Encontronazo con Alan Moore

Recordando a Alan Moore | Santa Eugènia. Mallorca

(Ver artículo original publicado en Diario de Mallorca)

Estas fiestas me ha visitado un barbudo y no ha sido Papá Noel, sino Alan Moore. El autor de Watchmen, V de Vendetta, From Hell o Promethea se mueve como una sombra y acecha en las tinieblas. No tocó a mi puerta el día de Navidad, lo hizo el día de los Santos Inocentes.

 

El insomnio me llevó a revisar algunas de sus historias de la estantería y buscar en Google, donde me topé con dos vídeos de este guionista de comics y chamán – o mago del caos, como gusta presentarse a sí mismo- que me golpearon fuertemente. El primero, The Mindscape of Alan Moore (2003) me revolcó por el suelo, y el segundo, En la cabeza de Alan Moore (Canal Arte, 2017) me acertó en el rostro.

 

Este encontronazo navideño con Alan Moore me ha dejado al menos dos ideas girando en la cabeza, como los pajaritos de los tebeos tras un coscorrón. La primera es que para Moore “este mundo es caótico. La verdad no es una conspiración bancaria, ni unos reptilianos que gobiernan el mundo. La realidad es mucho más aterradora: nadie controla el mundo. El mundo va a la deriva…”.

 

La otra idea que me ha dejado por Navidad es aún más inquietante: la Teoría de la duplicación periódica de la información.

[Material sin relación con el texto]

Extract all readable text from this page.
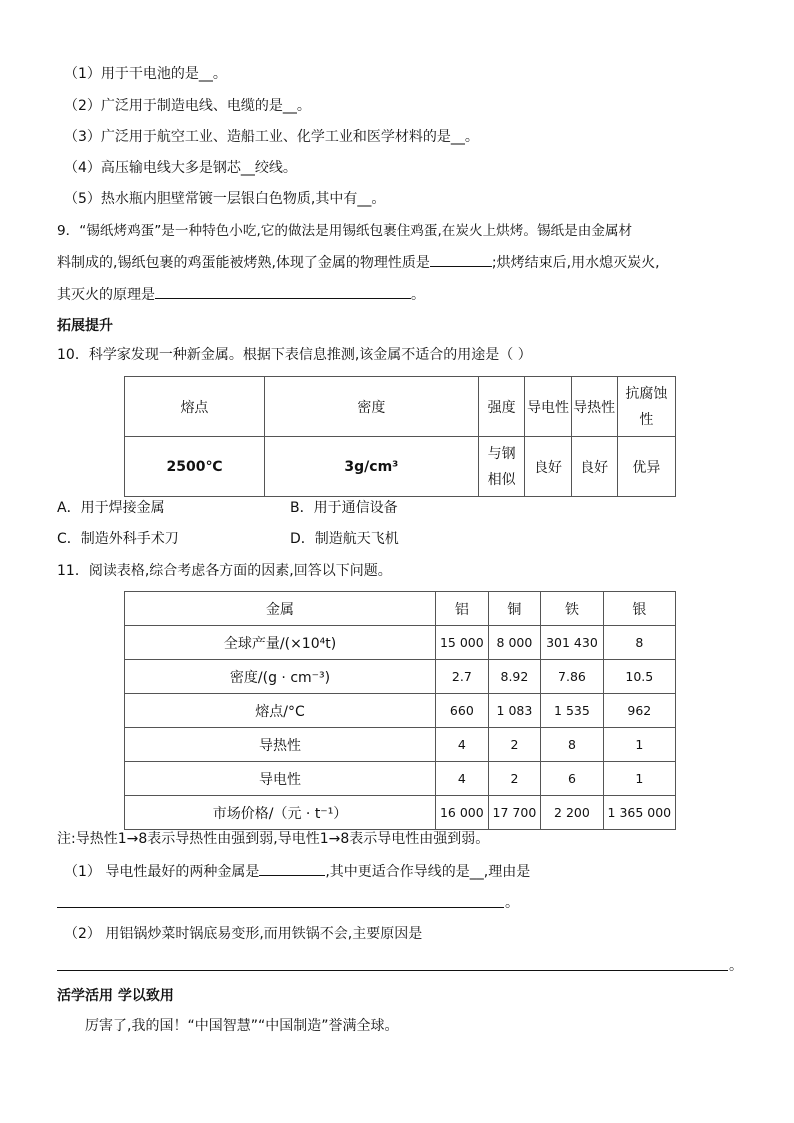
（1）用于干电池的是__。
（2）广泛用于制造电线、电缆的是__。
（3）广泛用于航空工业、造船工业、化学工业和医学材料的是__。
（4）高压输电线大多是钢芯__绞线。
（5）热水瓶内胆壁常镀一层银白色物质,其中有__。
9．“锡纸烤鸡蛋”是一种特色小吃,它的做法是用锡纸包裹住鸡蛋,在炭火上烘烤。锡纸是由金属材
料制成的,锡纸包裹的鸡蛋能被烤熟,体现了金属的物理性质是	;烘烤结束后,用水熄灭炭火,
其灭火的原理是	。
拓展提升
10．科学家发现一种新金属。根据下表信息推测,该金属不适合的用途是（ ）
熔点	密度	强度	导电性	导热性	抗腐蚀性
2500℃	3g/cm³	与钢相似	良好	良好	优异
A．用于焊接金属	B．用于通信设备
C．制造外科手术刀	D．制造航天飞机
11．阅读表格,综合考虑各方面的因素,回答以下问题。
金属	铝	铜	铁	银
全球产量/(×10⁴t)	15 000	8 000	301 430	8
密度/(g · cm⁻³)	2.7	8.92	7.86	10.5
熔点/°C	660	1 083	1 535	962
导热性	4	2	8	1
导电性	4	2	6	1
市场价格/（元 · t⁻¹）	16 000	17 700	2 200	1 365 000
注:导热性1→8表示导热性由强到弱,导电性1→8表示导电性由强到弱。
（1） 导电性最好的两种金属是	,其中更适合作导线的是__,理由是
。
（2） 用铝锅炒菜时锅底易变形,而用铁锅不会,主要原因是
。
活学活用 学以致用
厉害了,我的国！“中国智慧”“中国制造”誉满全球。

Pronto la información humana se estará duplicando cada fracción de segundo (en un instante acumulamos más información de la que tuvimos en toda la historia previa del mundo) y como consecuencia, sostiene Moore, nuestra cultura está a punto de alcanzar “el punto de ebullición del conocimiento”. Afirma que “una ola de información suficientemente fuerte podría tirar abajo y destruir nuestras estructuras políticas, nuestras estructuras filosóficas, los marcos ideológicos, las economías y cambiar la percepción de lo que somos y cómo existimos”. Y remata diciendo que “nuestra cultura pronto se moverá a un estado completamente diferente, pasaremos de una cultura fluida a una cultura de vapor”.

 

Merece la pena entrar en el reino de este inglés de Northampton aunque sea a base de golpes. Su obra ha llevado los cómics de la adolescencia a la edad adulta, convirtiéndolos en novelas gráficas, por no llamarlas epopeyas ilustradas. Este tipo con pinta de bajista heavy es la anticelebridad pero su obra es un eslabón importantísimo en los relatos distópicos herederos de Un mundo feliz (Aldous Huxley), 1984 (Geroge Orwell), la película Network, un mundo implacable (Paddy ChayefskySidney Lumet) o la serie Black Mirror de Netflix. También merece la pena escuchar las reflexiones de este alquimista de la contracultura porque es uno de los pocos lúcidos de nuestro tiempo.